The haunting Screed, possesses of taking a magic carpet ride off into the clouds and encountering thunderstorms before going into a day-like mode. There’s a lot of dramatic structures that is very much like a mini rock opera with pounding piano chords, dazzling drum work, and emotional structures between the vocals and guitar lines while the lyrics deals with a person struggling to breakthrough his past by suffering from PTSD (Post-Traumatic Stress Disorder) and getting away to find out who they really are by moving forward into the future.

The soothing Never Home is a love-letter to New York City that has some cool Rhodes-like work and Piano surroundings as Lebofsky challenges Thelonious Monk and Herbie Hancock. Closer, Friction captivates the climatic climax as it kicks into full gear with soaring turned gentle into a fast-driven complex. As the lyrics, “Flawed with contradiction/Pass along the friction/Villains are Altrustic/Heroes Narcisstic.” You can tell that Moorea was almost challenging the mind of Peter Hammill with a view on how the heroes and villains are what you think from the TV, News, and Comics.

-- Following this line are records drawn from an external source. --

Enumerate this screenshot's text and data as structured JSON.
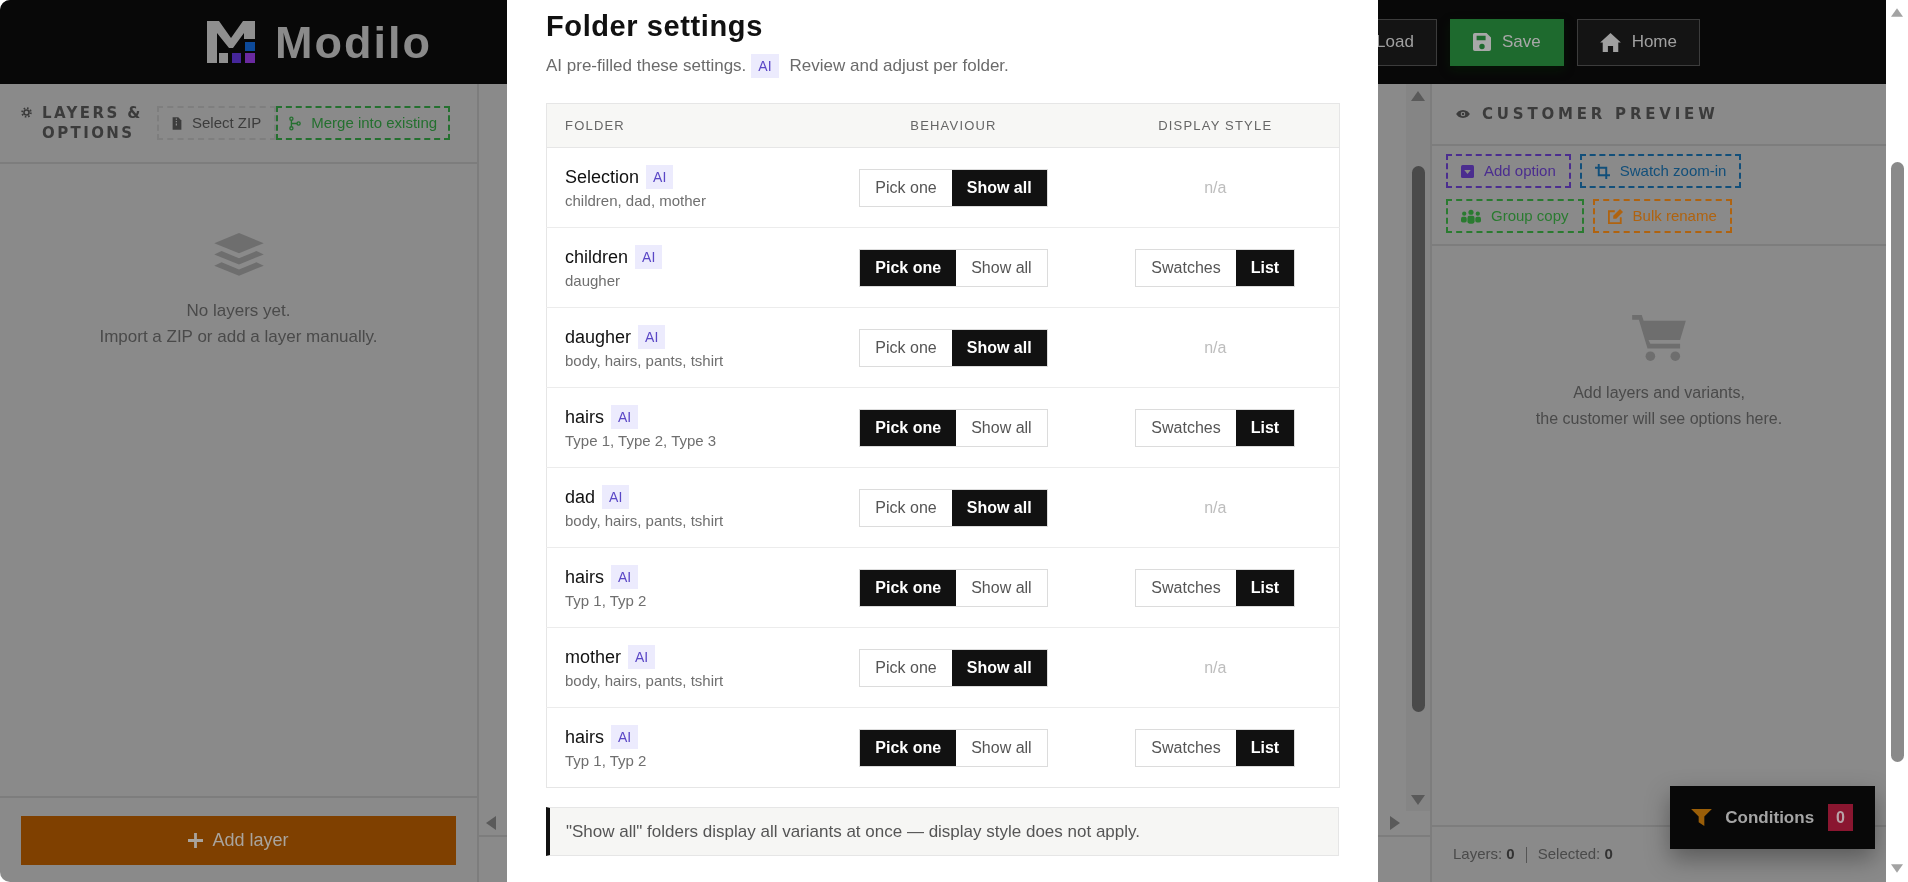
{
  "header": {
    "logo": "Modilo",
    "buttons": [
      {
        "label": "Load",
        "kind": "load"
      },
      {
        "label": "Save",
        "kind": "save"
      },
      {
        "label": "Home",
        "kind": "home"
      }
    ]
  },
  "layers_panel": {
    "title": "LAYERS & OPTIONS",
    "actions": [
      {
        "label": "Select ZIP",
        "kind": "zip"
      },
      {
        "label": "Merge into existing",
        "kind": "merge"
      }
    ],
    "empty_title": "No layers yet.",
    "empty_hint": "Import a ZIP or add a layer manually.",
    "add_button": "Add layer"
  },
  "customer_preview": {
    "title": "CUSTOMER PREVIEW",
    "tools": [
      {
        "label": "Add option",
        "kind": "option",
        "color": "#4b2d8f"
      },
      {
        "label": "Swatch zoom-in",
        "kind": "crop",
        "color": "#124f7a"
      },
      {
        "label": "Group copy",
        "kind": "group",
        "color": "#2a7b30"
      },
      {
        "label": "Bulk rename",
        "kind": "rename",
        "color": "#b0630f"
      }
    ],
    "empty_lines": [
      "Add layers and variants,",
      "the customer will see options here."
    ],
    "status": [
      {
        "label": "Layers:",
        "value": "0"
      },
      {
        "label": "Selected:",
        "value": "0"
      }
    ]
  },
  "conditions": {
    "label": "Conditions",
    "count": "0"
  },
  "modal": {
    "title": "Folder settings",
    "subtitle": "AI pre-filled these settings.",
    "subtitle_badge": "AI",
    "subtitle_end": "Review and adjust per folder.",
    "columns": [
      "FOLDER",
      "BEHAVIOUR",
      "DISPLAY STYLE"
    ],
    "rows": [
      {
        "name": "Selection",
        "badge": "AI",
        "contents": "children, dad, mother",
        "behaviour": [
          {
            "label": "Pick one",
            "selected": false
          },
          {
            "label": "Show all",
            "selected": true
          }
        ],
        "display_style": {
          "kind": "none",
          "text": "n/a"
        }
      },
      {
        "name": "children",
        "badge": "AI",
        "contents": "daugher",
        "behaviour": [
          {
            "label": "Pick one",
            "selected": true
          },
          {
            "label": "Show all",
            "selected": false
          }
        ],
        "display_style": {
          "kind": "toggle",
          "options": [
            {
              "label": "Swatches",
              "selected": false
            },
            {
              "label": "List",
              "selected": true
            }
          ]
        }
      },
      {
        "name": "daugher",
        "badge": "AI",
        "contents": "body, hairs, pants, tshirt",
        "behaviour": [
          {
            "label": "Pick one",
            "selected": false
          },
          {
            "label": "Show all",
            "selected": true
          }
        ],
        "display_style": {
          "kind": "none",
          "text": "n/a"
        }
      },
      {
        "name": "hairs",
        "badge": "AI",
        "contents": "Type 1, Type 2, Type 3",
        "behaviour": [
          {
            "label": "Pick one",
            "selected": true
          },
          {
            "label": "Show all",
            "selected": false
          }
        ],
        "display_style": {
          "kind": "toggle",
          "options": [
            {
              "label": "Swatches",
              "selected": false
            },
            {
              "label": "List",
              "selected": true
            }
          ]
        }
      },
      {
        "name": "dad",
        "badge": "AI",
        "contents": "body, hairs, pants, tshirt",
        "behaviour": [
          {
            "label": "Pick one",
            "selected": false
          },
          {
            "label": "Show all",
            "selected": true
          }
        ],
        "display_style": {
          "kind": "none",
          "text": "n/a"
        }
      },
      {
        "name": "hairs",
        "badge": "AI",
        "contents": "Typ 1, Typ 2",
        "behaviour": [
          {
            "label": "Pick one",
            "selected": true
          },
          {
            "label": "Show all",
            "selected": false
          }
        ],
        "display_style": {
          "kind": "toggle",
          "options": [
            {
              "label": "Swatches",
              "selected": false
            },
            {
              "label": "List",
              "selected": true
            }
          ]
        }
      },
      {
        "name": "mother",
        "badge": "AI",
        "contents": "body, hairs, pants, tshirt",
        "behaviour": [
          {
            "label": "Pick one",
            "selected": false
          },
          {
            "label": "Show all",
            "selected": true
          }
        ],
        "display_style": {
          "kind": "none",
          "text": "n/a"
        }
      },
      {
        "name": "hairs",
        "badge": "AI",
        "contents": "Typ 1, Typ 2",
        "behaviour": [
          {
            "label": "Pick one",
            "selected": true
          },
          {
            "label": "Show all",
            "selected": false
          }
        ],
        "display_style": {
          "kind": "toggle",
          "options": [
            {
              "label": "Swatches",
              "selected": false
            },
            {
              "label": "List",
              "selected": true
            }
          ]
        }
      }
    ],
    "note": "\"Show all\" folders display all variants at once — display style does not apply."
  }
}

I have listened to From These Small Seeds about 13 times and I just couldn’t get enough of this fine album. I can’t wait to see what MoeTar will have tricks up their sleeves for the follow-up and the group is one of the most daring bands I’ve listened to. So if you admire the bands and artists like; Gentle Giant, 10cc, Supertramp, Genesis, Yugen, Hamster Theatre, Frank Zappa, and Thinking Plague, this is one of the them.